The most famous of all the palaces built in the area is the Palacio Cousiño on Calle Dieciocho. It was built in 1878 for one of the richest families in Santiago, the Cousiño family, who made their fortune in mining and shipping. It housed foreign dignitaries after 1940, and in 1968 it became a museum. Unfortunately, it was closed for restoration when I tried to visit.
Walking north on Calle Dieciocho to Alameda, I encountered a lot of nice buildings. Most of them served some sort of institution or university. Others were once lavish private mansions.
Some of the more well-known mansions included Mansión Luis Besa, Mansión Subercaseaux, and Palacio Eguiguren (1918).
At the corner with Alameda, there’s a pink building called Palacio Íñiguez. It was built in 1908 and is one of the buildings that stood out the most in the entire barrio.
On the ground floor of Palacio Íñiguez is Confitería Torres. This is the oldest café in Santiago, opening in 1879. It was a favorite of intellectuals, politicians, and aristocrats. The menu is not cheap and service was slow, but it was a nice experience.

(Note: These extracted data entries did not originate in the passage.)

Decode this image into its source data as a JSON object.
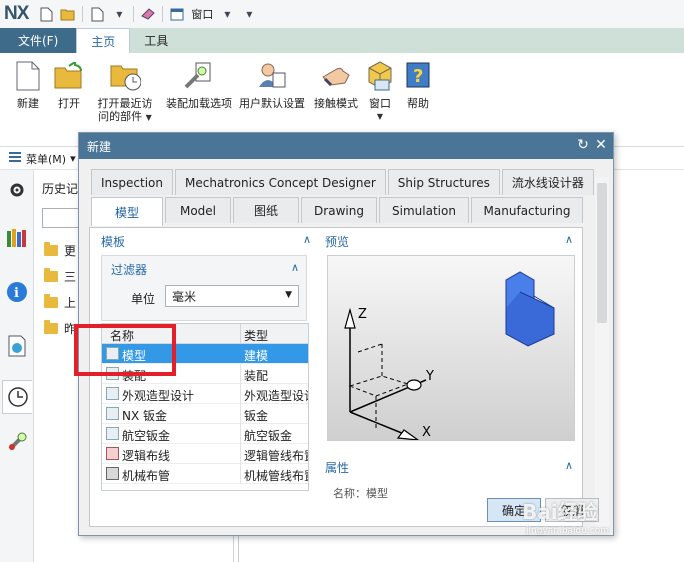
{
  "app": {
    "logo": "NX",
    "window_menu": "窗口"
  },
  "ribbon_tabs": [
    "文件(F)",
    "主页",
    "工具"
  ],
  "ribbon_buttons": [
    {
      "label": "新建",
      "label2": ""
    },
    {
      "label": "打开",
      "label2": ""
    },
    {
      "label": "打开最近访",
      "label2": "问的部件"
    },
    {
      "label": "装配加载选项",
      "label2": ""
    },
    {
      "label": "用户默认设置",
      "label2": ""
    },
    {
      "label": "接触模式",
      "label2": ""
    },
    {
      "label": "窗口",
      "label2": ""
    },
    {
      "label": "帮助",
      "label2": ""
    }
  ],
  "menu": {
    "label": "菜单(M)"
  },
  "history": {
    "title": "历史记",
    "folders": [
      "更",
      "三",
      "上",
      "昨"
    ]
  },
  "dialog": {
    "title": "新建",
    "tabs_row1": [
      "Inspection",
      "Mechatronics Concept Designer",
      "Ship Structures",
      "流水线设计器"
    ],
    "tabs_row2": [
      "模型",
      "Model",
      "图纸",
      "Drawing",
      "Simulation",
      "Manufacturing"
    ],
    "template_section": "模板",
    "filter_section": "过滤器",
    "unit_label": "单位",
    "unit_value": "毫米",
    "preview_section": "预览",
    "properties_section": "属性",
    "properties_partial": "名称：模型",
    "list_headers": {
      "name": "名称",
      "type": "类型"
    },
    "templates": [
      {
        "name": "模型",
        "type": "建模",
        "selected": true
      },
      {
        "name": "装配",
        "type": "装配",
        "selected": false
      },
      {
        "name": "外观造型设计",
        "type": "外观造型设计",
        "selected": false
      },
      {
        "name": "NX 钣金",
        "type": "钣金",
        "selected": false
      },
      {
        "name": "航空钣金",
        "type": "航空钣金",
        "selected": false
      },
      {
        "name": "逻辑布线",
        "type": "逻辑管线布置",
        "selected": false
      },
      {
        "name": "机械布管",
        "type": "机械管线布置",
        "selected": false
      }
    ],
    "ok": "确定",
    "cancel": "取消",
    "preview_axes": {
      "x": "X",
      "y": "Y",
      "z": "Z"
    }
  },
  "watermark": {
    "text": "Bai经验",
    "sub": "jingyan.baidu.com"
  },
  "colors": {
    "title_bar": "#4b7596",
    "selection": "#3399e6",
    "highlight_box": "#e3202a",
    "file_tab": "#3e6b8a"
  }
}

I had the Barros Luco, named after the president who frequented the restaurant and always ordered it. It’s a sandwich with melted cheese and steak on toasted bread. It was pretty good but not filling. It was CLP $5,700.
On the next corner heading east on Alameda was the Círculo Español. It was a former aristocratic club in Palacio Irarrázabal.

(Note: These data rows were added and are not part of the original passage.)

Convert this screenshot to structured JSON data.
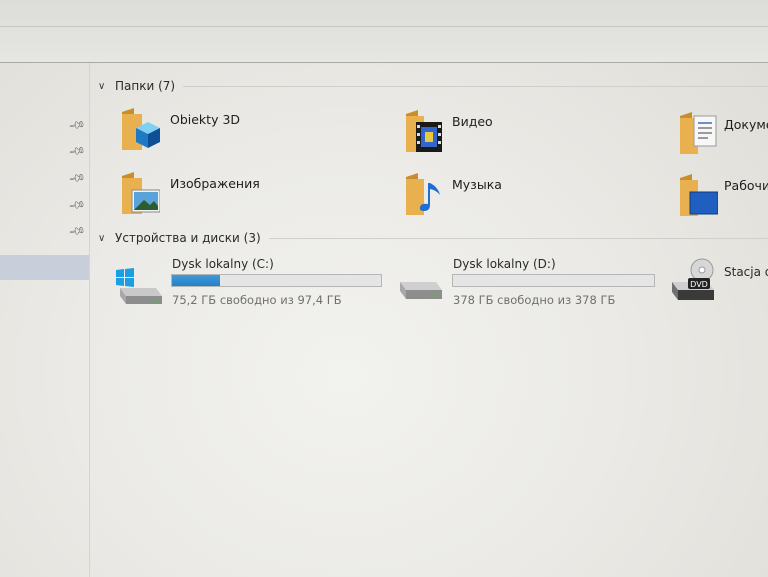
{
  "groups": {
    "folders": {
      "label": "Папки (7)",
      "items": [
        {
          "label": "Obiekty 3D",
          "icon": "3d-objects-folder-icon"
        },
        {
          "label": "Видео",
          "icon": "video-folder-icon"
        },
        {
          "label": "Докуме",
          "icon": "documents-folder-icon"
        },
        {
          "label": "Изображения",
          "icon": "pictures-folder-icon"
        },
        {
          "label": "Музыка",
          "icon": "music-folder-icon"
        },
        {
          "label": "Рабочи",
          "icon": "desktop-folder-icon"
        }
      ]
    },
    "devices": {
      "label": "Устройства и диски (3)",
      "drives": [
        {
          "name": "Dysk lokalny (C:)",
          "free": "75,2 ГБ свободно из 97,4 ГБ",
          "used_fraction": 0.228,
          "icon": "windows-drive-icon"
        },
        {
          "name": "Dysk lokalny (D:)",
          "free": "378 ГБ свободно из 378 ГБ",
          "used_fraction": 0.0,
          "icon": "hard-drive-icon"
        },
        {
          "name": "Stacja d",
          "icon": "dvd-drive-icon"
        }
      ]
    }
  },
  "colors": {
    "folder": "#e8b04f",
    "drive_fill": "#2f8bd0",
    "selection": "#c9cedb"
  }
}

Calle San Ignacio de Loyola
Turning right on Calle San Ignacio de Loyola, there are a few more blocks of buildings to see, although some of them are still run down and not yet restored. One noticeable building is the Iglesia de San Ignacio. It was built in 1899.

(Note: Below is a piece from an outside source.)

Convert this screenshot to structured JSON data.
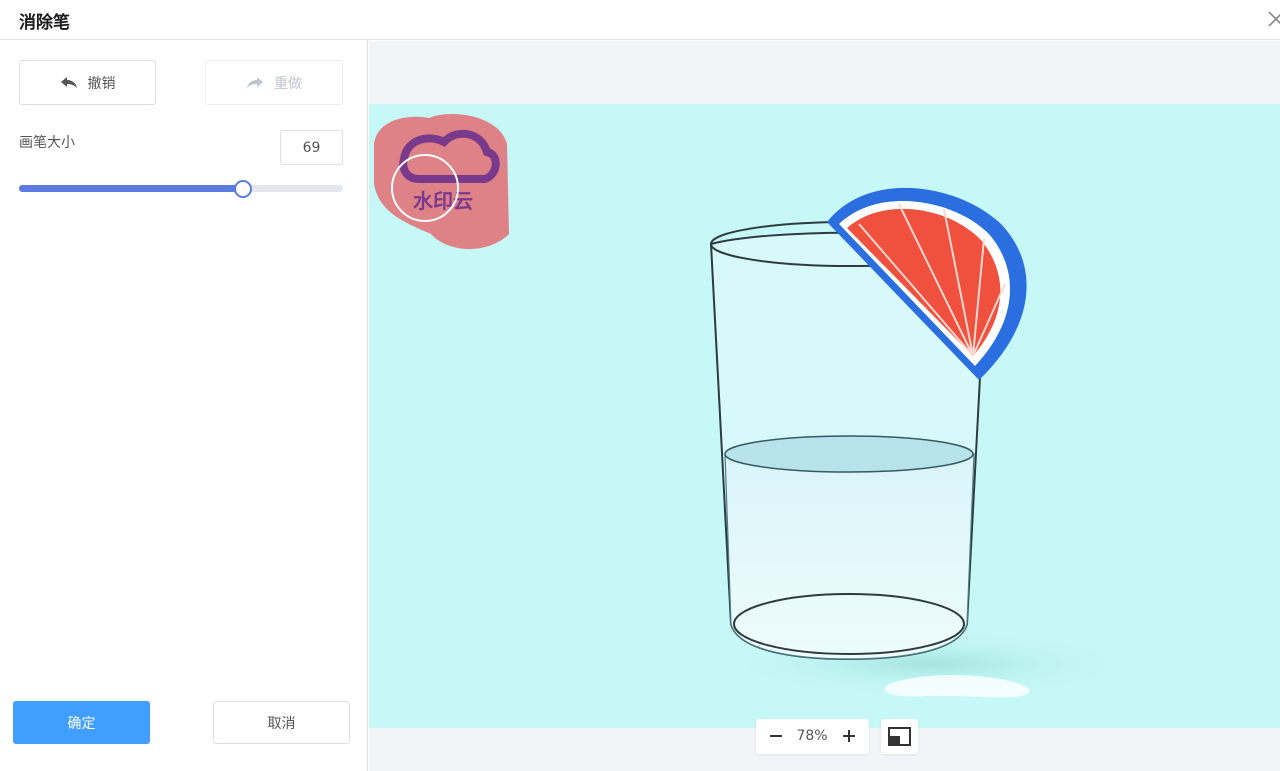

One of my favorite blocks is a small part of Calle Padre Alonso de Ovalle. It contains several beautiful buildings.
Parque Diego de Almagro
At the southern end of Calle San Ignacio de Loyola sits Parque Diego de Almagro. It runs for a few blocks east to west and is full of trees giving shade to university students and mothers playing with their children.
Basílica de los Sacramentinos
At the very east end of the park is the back of the Basílica de los Sacramentinos. When you look at the dome, you might feel as if you’ve been transported to Paris. The church was modeled after Basilique du Sacré-Cœur and was completed in 1931. The front end of the church has a small park and fountain across the street.
Getting to Barrio Dieciocho is easy. The nearest metro station to Palacio Cousiño is Toesca on the Yellow Line. Universidad de Chile metro station is about a ten minute walk down Calle Prat to the Basílica de los Sacramentinos. Metro Los Héroes will leave you outside of Confitería Torres.